On rencontrait partout l'ombre de ces intéressantes bêtes, soit par unité, soit au nombre de deux le plus souvent, on les voyait faire irruption à chacune des extrémités d'une "plianche", de l'encoignure d'un champ ou de son entrée, de derrière une haie, de l'entrée d'une sente ou d'un chemin de traverse. Il y en avait de tous les aspects.

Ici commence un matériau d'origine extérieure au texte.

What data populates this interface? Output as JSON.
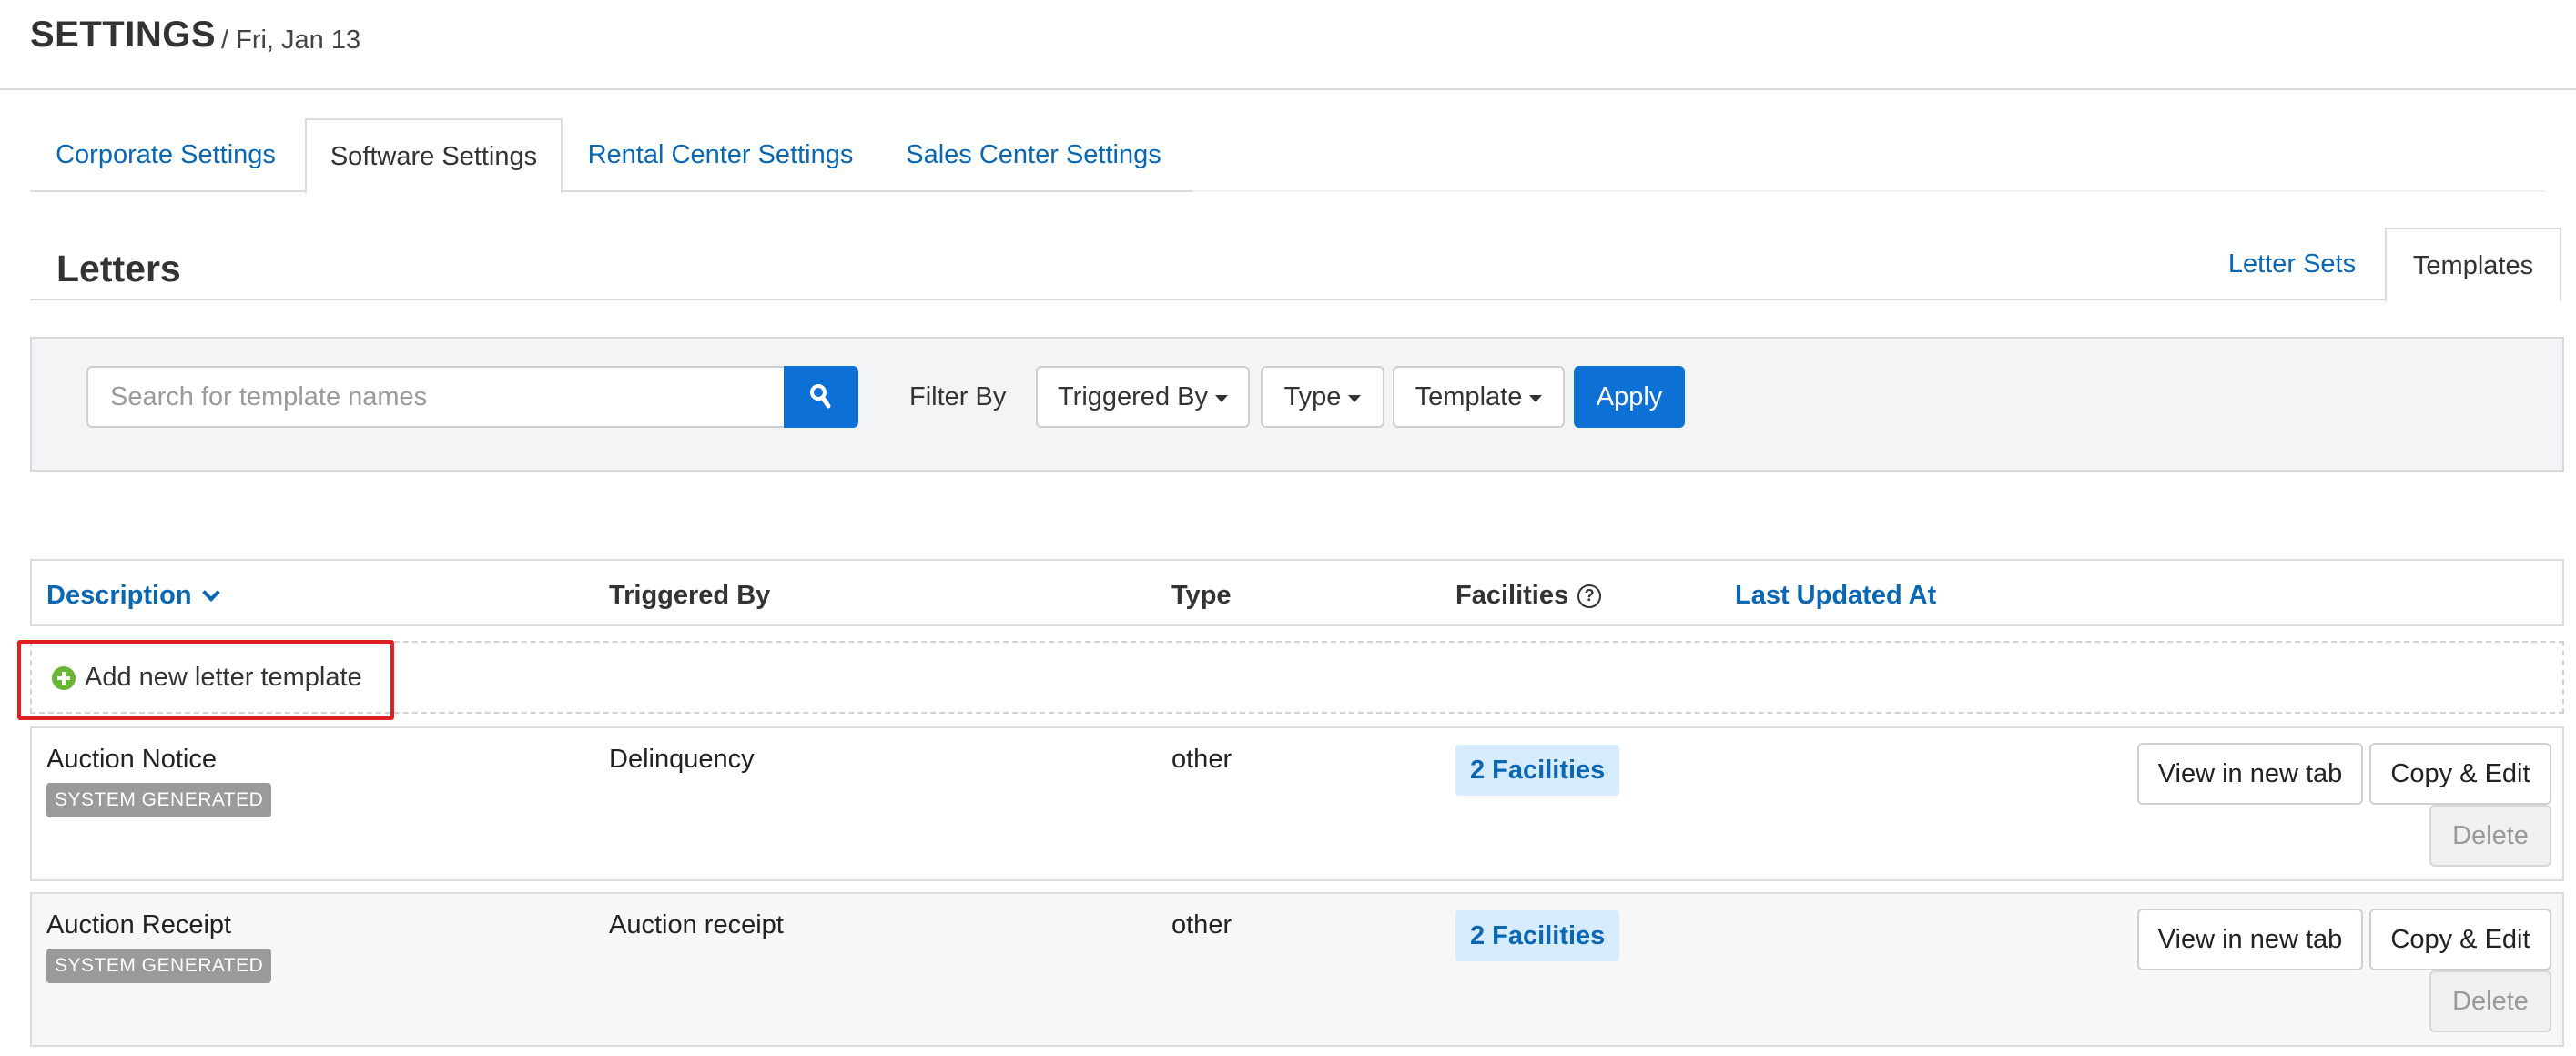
{
  "header": {
    "title": "SETTINGS",
    "date": "/ Fri, Jan 13"
  },
  "main_tabs": [
    {
      "label": "Corporate Settings",
      "active": false
    },
    {
      "label": "Software Settings",
      "active": true
    },
    {
      "label": "Rental Center Settings",
      "active": false
    },
    {
      "label": "Sales Center Settings",
      "active": false
    }
  ],
  "section": {
    "title": "Letters",
    "tabs": [
      {
        "label": "Letter Sets",
        "active": false
      },
      {
        "label": "Templates",
        "active": true
      }
    ]
  },
  "filters": {
    "search_placeholder": "Search for template names",
    "search_value": "",
    "filter_label": "Filter By",
    "dropdowns": [
      "Triggered By",
      "Type",
      "Template"
    ],
    "apply_label": "Apply"
  },
  "table": {
    "columns": {
      "description": "Description",
      "triggered_by": "Triggered By",
      "type": "Type",
      "facilities": "Facilities",
      "facilities_help": "?",
      "last_updated": "Last Updated At"
    },
    "add_label": "Add new letter template",
    "rows": [
      {
        "description": "Auction Notice",
        "badge": "SYSTEM GENERATED",
        "triggered_by": "Delinquency",
        "type": "other",
        "facilities": "2 Facilities",
        "view_label": "View in new tab",
        "copy_label": "Copy & Edit",
        "delete_label": "Delete"
      },
      {
        "description": "Auction Receipt",
        "badge": "SYSTEM GENERATED",
        "triggered_by": "Auction receipt",
        "type": "other",
        "facilities": "2 Facilities",
        "view_label": "View in new tab",
        "copy_label": "Copy & Edit",
        "delete_label": "Delete"
      }
    ]
  },
  "colors": {
    "link": "#0a67b4",
    "primary_button": "#0d70d4",
    "add_icon": "#6ab536",
    "highlight": "#e02020",
    "badge_gray": "#9a9a9a",
    "facility_badge_bg": "#d6ebfb"
  },
  "icons": {
    "search_button": "search-icon",
    "description_sort": "chevron-down-icon",
    "facilities_help": "question-circle-icon",
    "add_template": "plus-circle-icon",
    "dropdown": "caret-down-icon"
  }
}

Aux abords de la "Croix Allamain", vers le pays de Campandré, mouvementé et assombri par les sapinières, c'était ou un chien de garde, à poils frisés parsemés de taches blanches, qui faisait peur aux chevaux ; ou deux molosses qui accostaient les passants, l'œil ardent et les accompagnait soit le nez sur les talons, soit en leur faisant escorte jusqu'à ce qu'ils crussent les avoir suffisamment effrayés. Ils disparaissaient alors au milieu d'une rafale de vent qui achevait de vous saisir.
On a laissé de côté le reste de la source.